On May 24 the Biden Administration announced final rules regarding refunds on flight delays and ancillary fees. You already know what it requires: refunds when a flight is delayed more than three hours domestically (six internationally).Refunds when baggage is significantly delayed. Refunds when paid for services aren’t delivered (WiFi, seat selection, inflight entertainment).

The reaction in the frequent flier community has been a yawn.  The refunds are ok as far as they go. But in the EU they go much farther in providing compensation to passengers; the US refunds are a pale carbon copy.  Yes, they are much better than the nothing we had (which was whatever the airline judged fair and we got it only when we jumped through all the hops an airline required) but the Biden package is a watered down disappointment.

In my view.

The trade group Airlines for America sees matters very differently. A statement said: “Unnecessary regulatory rules issued without collaboration will lead to three things: confusion for consumers, reduction in choice and a decline in competition, which historically drives up prices. Very simply put, a one-size-fits-all approach is anticompetitive and anticonsumer.”

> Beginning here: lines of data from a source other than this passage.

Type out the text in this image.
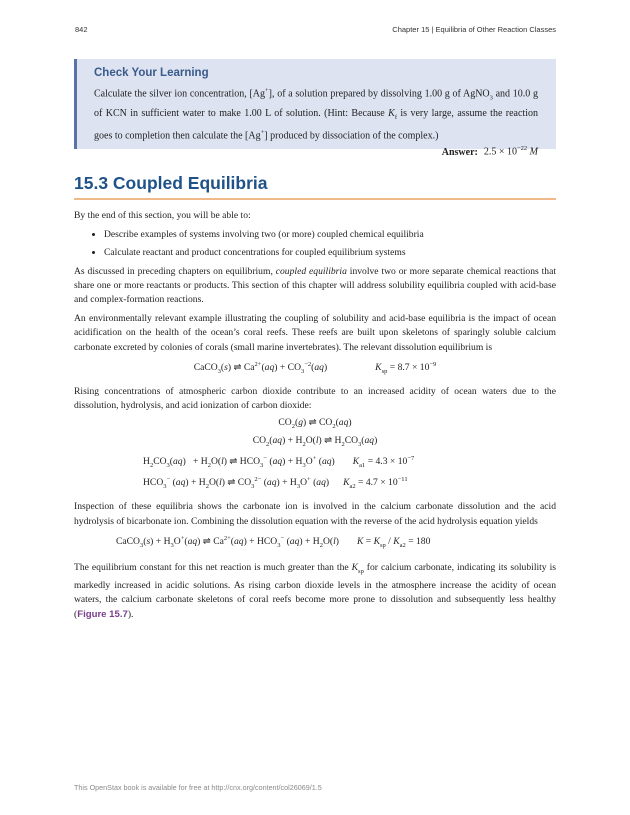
842	Chapter 15 | Equilibria of Other Reaction Classes
Check Your Learning
Calculate the silver ion concentration, [Ag+], of a solution prepared by dissolving 1.00 g of AgNO$_3$ and 10.0 g of KCN in sufficient water to make 1.00 L of solution. (Hint: Because $K_f$ is very large, assume the reaction goes to completion then calculate the [Ag+] produced by dissociation of the complex.)
Answer: $2.5 \times 10^{-22}$ M
15.3 Coupled Equilibria

By the end of this section, you will be able to:

• Describe examples of systems involving two (or more) coupled chemical equilibria
• Calculate reactant and product concentrations for coupled equilibrium systems

As discussed in preceding chapters on equilibrium, coupled equilibria involve two or more separate chemical reactions that share one or more reactants or products. This section of this chapter will address solubility equilibria coupled with acid-base and complex-formation reactions.

An environmentally relevant example illustrating the coupling of solubility and acid-base equilibria is the impact of ocean acidification on the health of the ocean’s coral reefs. These reefs are built upon skeletons of sparingly soluble calcium carbonate excreted by colonies of corals (small marine invertebrates). The relevant dissolution equilibrium is

CaCO$_3$(s) ⇌ $Ca^{2+}(aq) + CO_3^{-2}(aq)$	$K_{sp} = 8.7 \times 10^{-9}$

Rising concentrations of atmospheric carbon dioxide contribute to an increased acidity of ocean waters due to the dissolution, hydrolysis, and acid ionization of carbon dioxide:

$CO_2(g)$ ⇌ $CO_2(aq)$
$CO_2(aq) + H_2O(l)$ ⇌ $H_2CO_3(aq)$
$H_2CO_3(aq) + H_2O(l)$ ⇌ $HCO_3^-$ $(aq) + H_3O^+$ (aq) $K_{a1} = 4.3 \times 10^{-7}$
$HCO_3^-$ $(aq) + H_2O(l)$ ⇌ $CO_3^{2-}$ $(aq) + H_3O^+$ (aq) $K_{a2} = 4.7 \times 10^{-11}$

Inspection of these equilibria shows the carbonate ion is involved in the calcium carbonate dissolution and the acid hydrolysis of bicarbonate ion. Combining the dissolution equation with the reverse of the acid hydrolysis equation yields

CaCO$_3$(s) + $H_3O^+(aq)$ ⇌ $Ca^{2+}(aq) + HCO_3^-$ $(aq) + H_2O(l) K = K_{sp} / K_{a2} = 180$

The equilibrium constant for this net reaction is much greater than the $K_{sp}$ for calcium carbonate, indicating its solubility is markedly increased in acidic solutions. As rising carbon dioxide levels in the atmosphere increase the acidity of ocean waters, the calcium carbonate skeletons of coral reefs become more prone to dissolution and subsequently less healthy (Figure 15.7).

This OpenStax book is available for free at http://cnx.org/content/col26069/1.5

Wait, requiring refunds for delayed flights is anticonsumer? This will drive up air fares?

There are moments, aren’t there, when today’s arguments seem like discarded scribbles from a rough draft of 1984

Yes, most consumers who understand what the DOT ruling requires wish there was more – but they also know that a slice of pie is better than the nothing airlines traditionally have handed out.

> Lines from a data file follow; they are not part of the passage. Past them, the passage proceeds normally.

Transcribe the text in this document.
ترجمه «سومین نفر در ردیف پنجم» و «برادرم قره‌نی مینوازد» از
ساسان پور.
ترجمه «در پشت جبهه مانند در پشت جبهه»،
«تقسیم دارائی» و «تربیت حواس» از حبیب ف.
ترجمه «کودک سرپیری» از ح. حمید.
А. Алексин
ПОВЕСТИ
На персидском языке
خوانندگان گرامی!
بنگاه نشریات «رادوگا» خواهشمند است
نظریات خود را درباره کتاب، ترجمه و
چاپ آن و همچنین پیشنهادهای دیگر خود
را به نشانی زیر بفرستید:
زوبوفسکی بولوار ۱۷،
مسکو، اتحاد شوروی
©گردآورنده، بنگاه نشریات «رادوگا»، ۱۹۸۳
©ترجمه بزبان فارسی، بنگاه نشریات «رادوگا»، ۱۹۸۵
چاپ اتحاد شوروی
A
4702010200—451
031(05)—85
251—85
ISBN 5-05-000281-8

And then the stuff that walks got cranked up to an ear splitting volume by Ted Cruz and a few fellow travelers who want to erase the new DOT requirement that airlines make it easy for a consumer to ask for a refund (as opposed to the old, opaque processes that very probably nobody understood because it was never the intent that anyone actually use them).   

Cruz and his gaggle are cobbling together a bill to make this reversal happen.

The New Republic outlined what’s up here: “The bill would essentially make refunds only available to people who have the time and resources to navigate whatever processes an airline sets up. Plus, contacting an airline has never been easy to do. This would also seem to defeat the purpose of Biden’s new rule: hassle-free payback to inconvenienced travelers.”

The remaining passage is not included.